What Is a Subscription Right?
A subscription right is the right of existing shareholders in a company to retain an equal percentage ownership by subscribing to new stock issuances at or below market prices. The subscription right is usually enforced by the use of rights offerings, which allow shareholders to exchange rights for shares of common stock at a price generally below what the stock is currently trading for.
Subscription rights are also known as the “subscription privilege,” “preemptive right,” or “anti-dilution right” of the shareholder. A subscription rights issue increases the number of shares in the market, thus leading to a dilution in each share’s value.
- Subscription rights allow a company’s shareholders to retain an equal percentage of ownership when a company issues a secondary offering of its stock.
- A subscription right allows existing shareholders in a company to purchase shares of the secondary offering—usually at a discounted price—before shares are offered to investors in the broader market.
- If shareholders do not exercise their subscription rights during the specified time frame, their ownership will be diluted.
How Subscription Rights Work
Subscription rights are not necessarily guaranteed by all companies, but most have some form of dilution protection in their charters. If granted this privilege, shareholders may purchase additional shares on a pro-rata basis before they are offered to the secondary markets. This form of dilution protection is usually good for up to 30 days before a company seeks new investors in the broader market.
If shareholders do not exercise their subscription rights, their ownership will be diluted. Most subscription rights are not transferable unless allowed by the issuer. If they are transferable, they can be traded on an exchange. Also, oversubscription privileges are offered in some cases whereby shareholders who have fully exercised their rights can subscribe to additional shares, again on a pro-rata basis.
If at least 20% of the shares outstanding are offered at a discount, the Securities and Exchange Commission (SEC) does not require that the shareholders formally approve the subscription rights offering. Investors receive notification of their subscription right by mail (from the company itself) or through their brokers or custodians.
Criticism of Subscription Rights
While the issuing of subscription rights may represent an opportunity for existing shareholders to buy more shares at a discounted price, there are some disadvantages to subscription rights. The main disadvantage is that shares become diluted when a company raises capital by making a secondary offering. Unless the shareholder exercises their subscription rights and purchases additional shares, their ownership will be diluted.
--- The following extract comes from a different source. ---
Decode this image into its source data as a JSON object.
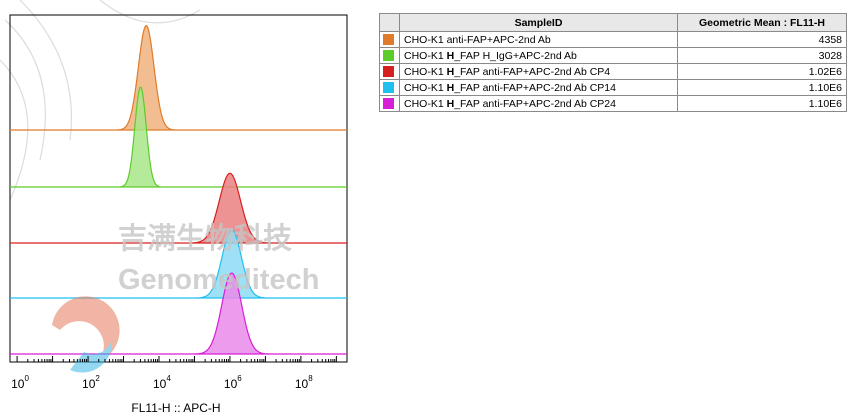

Also, the announcement of the secondary offering often leads to a decline in share price as some investors respond to the news by selling off the stock. The prospect of a share dilution will generally be negative to a stock price and to the original investors’ sentiment.
There are several warning signs investors should be aware of that might indicate a company is considering rolling out a secondary offering. For example, if a company is having difficulty raising money to cover expenses or fund large projects, management might decide to issue new stock to cover the emerging capital and debt needs. Investors need to watch for the signs of potential share dilution and understand how this might impact their investments.
The dangers of share dilution can also occur when a company issues stock options to employees or board members. Additionally, share dilution can occur as part of a dilutive acquisition when a company needs to issue additional shares in order to pay for the purchase of another company.
Example of a Subscription Right
Subscription rights offerings can be structured in a number of ways. On Dec. 22, 2017, Schmitt Industries completed an offering in which 998,636 common shares were issued. The company issued one right for each common share, and holders of the rights were entitled to purchase common shares by exchanging three rights and $2.50 for each share desired. The offering was oversubscribed, and available oversubscription shares were allocated pro-rata among those who fully exercised their rights in the original offering.